When it comes to feeding our best friend – nutritious, real food can be so much better than buying highly processed kibble. Here at Underdog, we advocate nourishing our four-legged-friends with real food, using only human-grade ingredients to not just satisfy your dog’s hunger – but improve his health, and longevity too!
There are more and more cases of dogs failing to thrive on a highly processed diet, with skin problems, ear infections, and anal gland problems all becoming commonplace.
Heart problems, arthritis, and cancer are also robbing our beloved pets of valuable years that could be spent taking long walks together.
While fruit alone isn’t going to cure these illnesses if they’re already there, it’s widely known in the human and canine medical arenas that a diet containing fruits and veggies will be of great benefit to the patient’s health and wellbeing. And best of all – reduce their risk of developing these life-threatening conditions.
Here’s 5 of Our Favourite Fruits for Dogs
An apple a day might keep the Doctor away, probably because of the fibre, potassium, flavonoids, phytonutrients and Vitamin C – but, don’t give your dog a whole apple.
The cyanide in apple seeds is lethal for dogs; there is enough cyanide in one apple to kill a dog the size of a Yorkshire Terrier. Of course, they would have to chew the pips to get to the cyanide but do you want to take the risk?
Chop up some apple pieces and mix them in with Fido’s food.
The Queen of Super-fruit! Blueberries contain Vitamins C and E, manganese and fibre. As well as being chock-full of antioxidants that actively reduce inflammation and inhibit the growth of cancer cells.
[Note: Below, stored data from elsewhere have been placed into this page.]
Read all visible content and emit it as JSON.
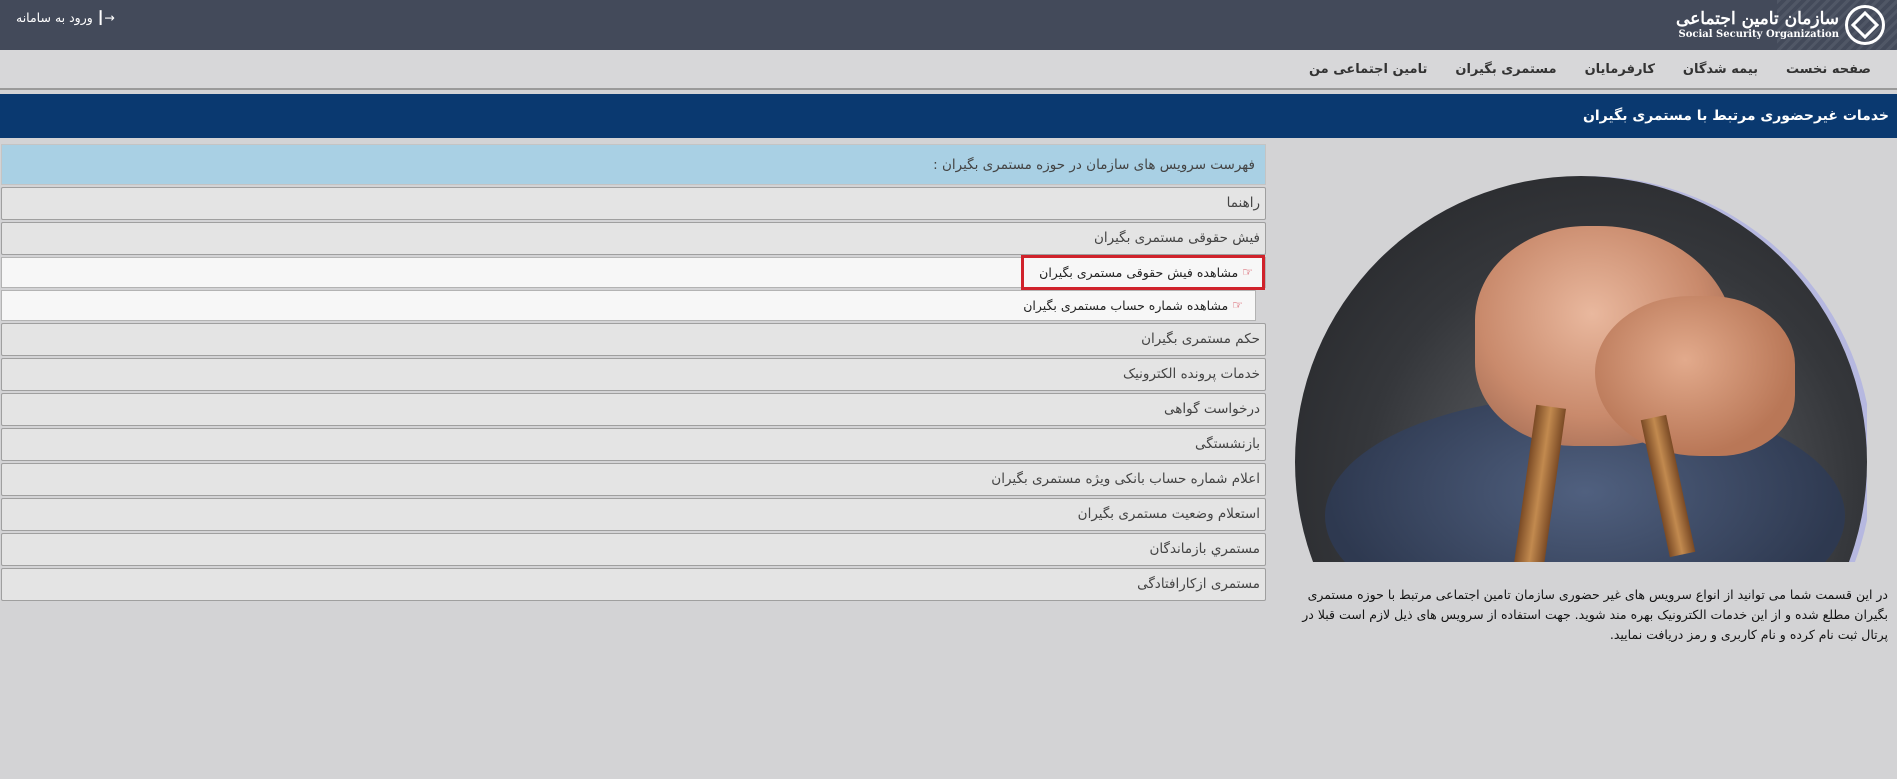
{
  "header": {
    "logo_fa": "سازمان تامین اجتماعی",
    "logo_en": "Social Security Organization",
    "login_label": "ورود به سامانه"
  },
  "nav": {
    "items": [
      "صفحه نخست",
      "بیمه شدگان",
      "کارفرمایان",
      "مستمری بگیران",
      "تامین اجتماعی من"
    ]
  },
  "banner": {
    "title": "خدمات غیرحضوری مرتبط با مستمری بگیران"
  },
  "services": {
    "header": "فهرست سرویس های سازمان در حوزه مستمری بگیران :",
    "items": [
      "راهنما",
      "فیش حقوقی مستمری بگیران",
      "حکم مستمری بگیران",
      "خدمات پرونده الکترونیک",
      "درخواست گواهی",
      "بازنشستگی",
      "اعلام شماره حساب بانکی ویژه مستمری بگیران",
      "استعلام وضعیت مستمری بگیران",
      "مستمري بازماندگان",
      "مستمری ازکارافتادگی"
    ],
    "sub_items": [
      "مشاهده فیش حقوقی مستمری بگیران",
      "مشاهده شماره حساب مستمری بگیران"
    ]
  },
  "description": "در این قسمت شما می توانید از انواع سرویس های غیر حضوری سازمان تامین اجتماعی مرتبط با حوزه مستمری بگیران مطلع شده و از این خدمات الکترونیک بهره مند شوید. جهت استفاده از سرویس های ذیل لازم است قبلا در پرتال ثبت نام کرده و نام کاربری و رمز دریافت نمایید."
}
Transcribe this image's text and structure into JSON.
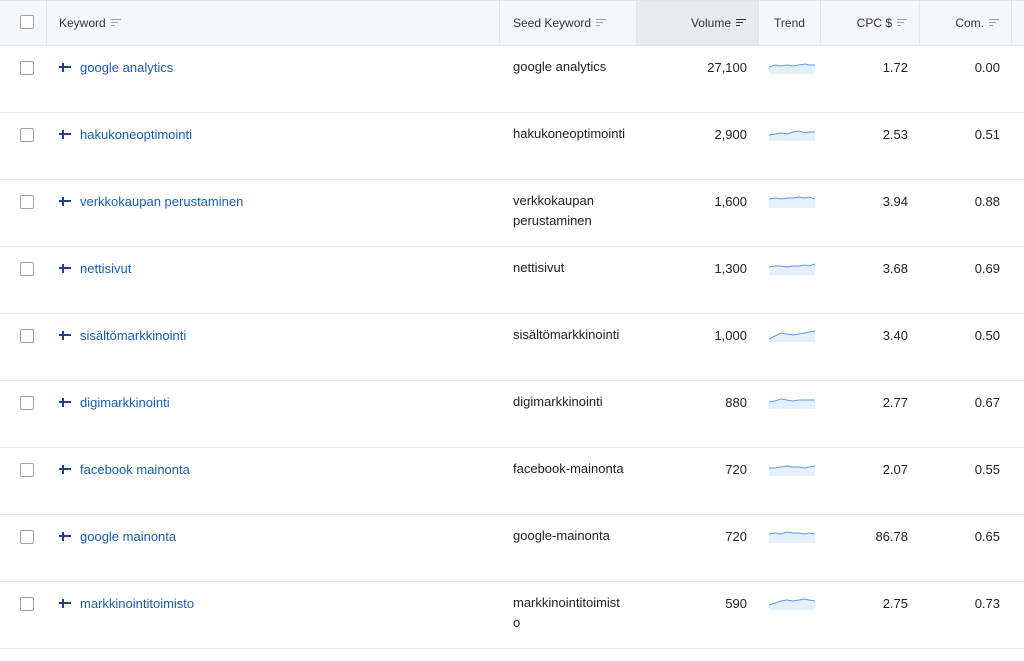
{
  "columns": {
    "keyword": "Keyword",
    "seed": "Seed Keyword",
    "volume": "Volume",
    "trend": "Trend",
    "cpc": "CPC $",
    "com": "Com."
  },
  "rows": [
    {
      "keyword": "google analytics",
      "seed": "google analytics",
      "volume": "27,100",
      "cpc": "1.72",
      "com": "0.00"
    },
    {
      "keyword": "hakukoneoptimointi",
      "seed": "hakukoneoptimointi",
      "volume": "2,900",
      "cpc": "2.53",
      "com": "0.51"
    },
    {
      "keyword": "verkkokaupan perustaminen",
      "seed": "verkkokaupan perustaminen",
      "volume": "1,600",
      "cpc": "3.94",
      "com": "0.88"
    },
    {
      "keyword": "nettisivut",
      "seed": "nettisivut",
      "volume": "1,300",
      "cpc": "3.68",
      "com": "0.69"
    },
    {
      "keyword": "sisältömarkkinointi",
      "seed": "sisältömarkkinointi",
      "volume": "1,000",
      "cpc": "3.40",
      "com": "0.50"
    },
    {
      "keyword": "digimarkkinointi",
      "seed": "digimarkkinointi",
      "volume": "880",
      "cpc": "2.77",
      "com": "0.67"
    },
    {
      "keyword": "facebook mainonta",
      "seed": "facebook-mainonta",
      "volume": "720",
      "cpc": "2.07",
      "com": "0.55"
    },
    {
      "keyword": "google mainonta",
      "seed": "google-mainonta",
      "volume": "720",
      "cpc": "86.78",
      "com": "0.65"
    },
    {
      "keyword": "markkinointitoimisto",
      "seed": "markkinointitoimisto",
      "volume": "590",
      "cpc": "2.75",
      "com": "0.73"
    }
  ],
  "colors": {
    "link": "#1a5bb8",
    "trend_line": "#5a9be6",
    "trend_fill": "#e6f0fc",
    "active_header": "#e9ebee"
  }
}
A study (conducted by Dunlap, Reynold, and Duffy in 2006) was carried out to see if blueberries could help to eliminate oxidants in sled dogs. The results showed that dogs whose diet included blueberries had much higher antioxidant content in their blood, and it was therefore concluded that blueberries do increase antioxidant level – https://www.ncbi.nlm.nih.gov/pubmed/16520073
They’re not just full of antioxidants, they’ve also been shown to be good for the brain.
As long ago as 1999 James Joseph et al. conducted a study on older lab rats which showed that these rats, fed a diet high in blueberries actually grew neurons. This means blueberries may even help reverse age-related short-term memory loss and improve coordination and balance. – https://www.ncbi.nlm.nih.gov/pubmed/10479711
It looks like if you want to teach your old dog new tricks, you’d better start feeding him blueberries.
These berries are loaded with anthocyanins, not to mention vitamins and fibre. The humble blackberry can boost your dog’s defenses against various sources of free radicals, including disease, stress, and pollution.
A surprising treat for your canine companion – blend a few blackberries with a raw egg, half a teaspoon of coconut oil and some broccoli for a delicious, healthy take on a puppuccino!
Although raspberries do contain a small amount of Xylitol, which is highly toxic for dogs causing dangerously low blood sugar, you can feed them up to a half cup serving, but moderation with everything in life is the key. We prefer them as a small but valuable addition to their food.
Great for dogs with joint issues as these have anti-inflammatory properties, they also provide a great source of dietary fibre. Fresh or frozen, a great treat to share with your pooch, we love freezing a small handful and throwing them into Fido’s water bowl to encourage him to drink more on a hot day.
As the name suggests, watermelons are jam-packed full of water, an ideal choice for rehydrating on a hot day. Full of Vitamins A, K, selenium, magnesium, potassium, calcium and phosphorus… and just lots of water!
These are great to serve fresh in bite-sized pieces but remember to remove the seeds and rind as they can cause internal blockages and may be toxic.
Fruits to Avoid
There are absolutely masses of studies showing that fruit is a great addition to a dog’s balanced diet, but watch out – you do have to be careful because there are some fruits that can be harmful and even fatal to your four-legged friend. A great resource is the Pet Poison Helpline, and if you’re not 100% sure about something – check before you feed it to your dog.